Tokyo shares rose on Friday, ending two days of declines, with a cheaper yen providing support and investors brushing off a downbeat central bank assessment of the Japanese economy.
The Nikkei 225 index added 0.77 percent, or 163.83 points, to 21,450.85, helping it rise 2.02 percent over the week.
The broader Topix index was up 0.90 percent, or 14.34 points, at 1,602.63, a gain of 1.92 percent from last Friday.
“Current levels of the yen are seen as a positive factor for Japanese shares,” said Yoshihiro Okumura, general manager at Chibagin Asset Management.

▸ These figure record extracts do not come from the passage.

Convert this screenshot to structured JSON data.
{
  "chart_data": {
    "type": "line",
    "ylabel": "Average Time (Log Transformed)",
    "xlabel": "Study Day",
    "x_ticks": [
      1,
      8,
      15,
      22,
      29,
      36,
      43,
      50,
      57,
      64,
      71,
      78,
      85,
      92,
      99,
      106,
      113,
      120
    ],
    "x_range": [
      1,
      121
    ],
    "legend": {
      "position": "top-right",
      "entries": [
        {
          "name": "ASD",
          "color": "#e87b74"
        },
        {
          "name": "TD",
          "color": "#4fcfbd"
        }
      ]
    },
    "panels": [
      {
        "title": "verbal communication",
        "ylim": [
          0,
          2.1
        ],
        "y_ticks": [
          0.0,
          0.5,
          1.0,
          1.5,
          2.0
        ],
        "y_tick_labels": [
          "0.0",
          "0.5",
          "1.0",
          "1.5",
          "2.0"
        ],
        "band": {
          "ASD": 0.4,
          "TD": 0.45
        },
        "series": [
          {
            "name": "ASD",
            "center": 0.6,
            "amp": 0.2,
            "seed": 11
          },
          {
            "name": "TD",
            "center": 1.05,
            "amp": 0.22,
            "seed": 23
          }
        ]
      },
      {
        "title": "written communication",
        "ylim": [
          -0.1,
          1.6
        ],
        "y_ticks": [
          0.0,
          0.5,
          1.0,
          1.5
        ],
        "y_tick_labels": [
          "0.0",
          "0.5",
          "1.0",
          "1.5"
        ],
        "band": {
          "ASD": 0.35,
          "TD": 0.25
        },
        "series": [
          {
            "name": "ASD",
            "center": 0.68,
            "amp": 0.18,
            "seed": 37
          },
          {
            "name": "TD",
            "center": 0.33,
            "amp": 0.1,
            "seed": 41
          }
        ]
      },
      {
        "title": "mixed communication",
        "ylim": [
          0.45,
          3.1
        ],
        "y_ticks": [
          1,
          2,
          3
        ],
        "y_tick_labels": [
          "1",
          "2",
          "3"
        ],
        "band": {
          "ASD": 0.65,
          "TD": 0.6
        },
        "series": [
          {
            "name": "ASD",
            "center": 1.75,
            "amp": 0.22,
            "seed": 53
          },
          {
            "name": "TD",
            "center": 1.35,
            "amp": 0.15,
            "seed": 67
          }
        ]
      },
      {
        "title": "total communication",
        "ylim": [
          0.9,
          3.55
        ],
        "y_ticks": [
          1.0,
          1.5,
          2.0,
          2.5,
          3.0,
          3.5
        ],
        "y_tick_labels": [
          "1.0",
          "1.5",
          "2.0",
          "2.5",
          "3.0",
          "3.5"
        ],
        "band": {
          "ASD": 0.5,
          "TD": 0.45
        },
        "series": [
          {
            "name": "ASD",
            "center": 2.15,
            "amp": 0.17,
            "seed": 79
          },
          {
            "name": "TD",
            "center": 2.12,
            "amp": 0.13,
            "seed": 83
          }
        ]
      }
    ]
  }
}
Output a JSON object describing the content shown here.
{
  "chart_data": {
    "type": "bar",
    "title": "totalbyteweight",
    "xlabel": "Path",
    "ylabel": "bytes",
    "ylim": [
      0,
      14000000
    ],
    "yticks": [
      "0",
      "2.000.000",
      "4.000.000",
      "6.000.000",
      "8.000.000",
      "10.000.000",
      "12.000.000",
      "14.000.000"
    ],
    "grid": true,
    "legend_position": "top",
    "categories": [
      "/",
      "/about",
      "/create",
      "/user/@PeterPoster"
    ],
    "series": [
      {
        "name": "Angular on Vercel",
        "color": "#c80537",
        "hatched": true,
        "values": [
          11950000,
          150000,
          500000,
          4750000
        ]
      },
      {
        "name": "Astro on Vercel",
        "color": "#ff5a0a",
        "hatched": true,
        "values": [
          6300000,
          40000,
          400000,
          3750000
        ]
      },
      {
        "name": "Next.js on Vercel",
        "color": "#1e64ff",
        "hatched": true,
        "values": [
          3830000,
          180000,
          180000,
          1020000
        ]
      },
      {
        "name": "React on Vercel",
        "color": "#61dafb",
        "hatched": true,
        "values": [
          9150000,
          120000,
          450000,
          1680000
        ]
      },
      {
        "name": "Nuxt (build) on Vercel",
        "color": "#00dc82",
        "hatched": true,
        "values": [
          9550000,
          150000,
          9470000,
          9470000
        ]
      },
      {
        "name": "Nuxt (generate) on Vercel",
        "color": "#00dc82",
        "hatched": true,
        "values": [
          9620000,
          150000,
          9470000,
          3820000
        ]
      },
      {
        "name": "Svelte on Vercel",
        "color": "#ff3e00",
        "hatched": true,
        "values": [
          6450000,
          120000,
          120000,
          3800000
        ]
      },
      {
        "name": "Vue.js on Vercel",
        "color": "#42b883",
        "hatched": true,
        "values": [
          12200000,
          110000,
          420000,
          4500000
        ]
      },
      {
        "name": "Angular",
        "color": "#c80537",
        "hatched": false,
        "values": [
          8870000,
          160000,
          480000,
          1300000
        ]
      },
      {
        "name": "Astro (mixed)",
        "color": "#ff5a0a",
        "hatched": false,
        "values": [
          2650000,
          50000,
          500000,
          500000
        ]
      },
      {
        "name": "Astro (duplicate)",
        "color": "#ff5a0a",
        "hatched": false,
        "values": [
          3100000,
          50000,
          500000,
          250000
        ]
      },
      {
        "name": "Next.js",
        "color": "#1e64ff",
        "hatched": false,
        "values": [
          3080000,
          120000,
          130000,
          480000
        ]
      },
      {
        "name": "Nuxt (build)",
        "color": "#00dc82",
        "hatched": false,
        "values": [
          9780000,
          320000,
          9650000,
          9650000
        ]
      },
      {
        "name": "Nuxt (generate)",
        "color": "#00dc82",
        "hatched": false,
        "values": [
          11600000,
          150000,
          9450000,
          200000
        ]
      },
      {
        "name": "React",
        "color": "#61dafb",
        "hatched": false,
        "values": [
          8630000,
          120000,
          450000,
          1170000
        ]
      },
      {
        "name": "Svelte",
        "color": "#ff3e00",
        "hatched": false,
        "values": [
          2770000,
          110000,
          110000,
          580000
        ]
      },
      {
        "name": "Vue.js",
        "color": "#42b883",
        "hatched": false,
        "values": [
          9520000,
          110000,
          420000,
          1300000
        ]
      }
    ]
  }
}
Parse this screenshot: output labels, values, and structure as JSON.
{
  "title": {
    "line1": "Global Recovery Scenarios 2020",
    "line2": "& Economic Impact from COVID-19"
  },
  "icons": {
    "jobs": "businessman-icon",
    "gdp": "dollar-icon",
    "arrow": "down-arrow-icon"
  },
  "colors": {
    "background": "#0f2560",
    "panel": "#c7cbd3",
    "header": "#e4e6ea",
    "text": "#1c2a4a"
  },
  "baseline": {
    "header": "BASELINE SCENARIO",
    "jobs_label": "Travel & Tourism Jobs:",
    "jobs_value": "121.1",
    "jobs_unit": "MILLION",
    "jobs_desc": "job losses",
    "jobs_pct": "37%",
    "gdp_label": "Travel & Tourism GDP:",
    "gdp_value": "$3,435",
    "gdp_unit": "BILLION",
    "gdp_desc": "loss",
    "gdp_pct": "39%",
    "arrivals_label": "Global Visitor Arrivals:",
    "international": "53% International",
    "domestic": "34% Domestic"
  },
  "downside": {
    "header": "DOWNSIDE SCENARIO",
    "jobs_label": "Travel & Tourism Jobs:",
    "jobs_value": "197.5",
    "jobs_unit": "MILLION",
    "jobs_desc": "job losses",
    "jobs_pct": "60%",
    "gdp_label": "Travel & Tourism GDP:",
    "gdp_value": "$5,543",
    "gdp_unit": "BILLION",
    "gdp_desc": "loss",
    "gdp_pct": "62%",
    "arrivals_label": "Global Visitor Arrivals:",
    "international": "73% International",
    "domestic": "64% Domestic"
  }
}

The dollar fetched 111.70 yen in Asian afternoon trade, up from 111.65 yen in New York and 111.58 yen in Tokyo on Thursday.
The Bank of Japan kept its ultra-loose monetary policy in place after a two-day policy board meeting, but said the economy was struggling with “exports and production … affected by the slowdown in overseas economies”.
But it also argued that the economy was “expanding moderately”.
Dealers are also keeping tabs on the China-US trade talks, with Donald Trump saying Thursday that they should wrap up within four weeks and adding that “we are doing very well” in the negotiations.
In share trading Toyota jumped 1.10 percent to 6,615 yen after it announced it will boost its planned US investment by $3 billion to $13 billion over five years to boost manufacturing in multiple states.
Its rival Honda was up 1.12 percent at 3,057 yen while Nissan rose 0.81 percent to 938.5 yen.
China-related shares were also higher, with construction machinery maker Komatsu climbing 1.75 percent to 2,672.5 yen and industrial robot maker Fanuc rallying 1.42 percent to 18,895 yen.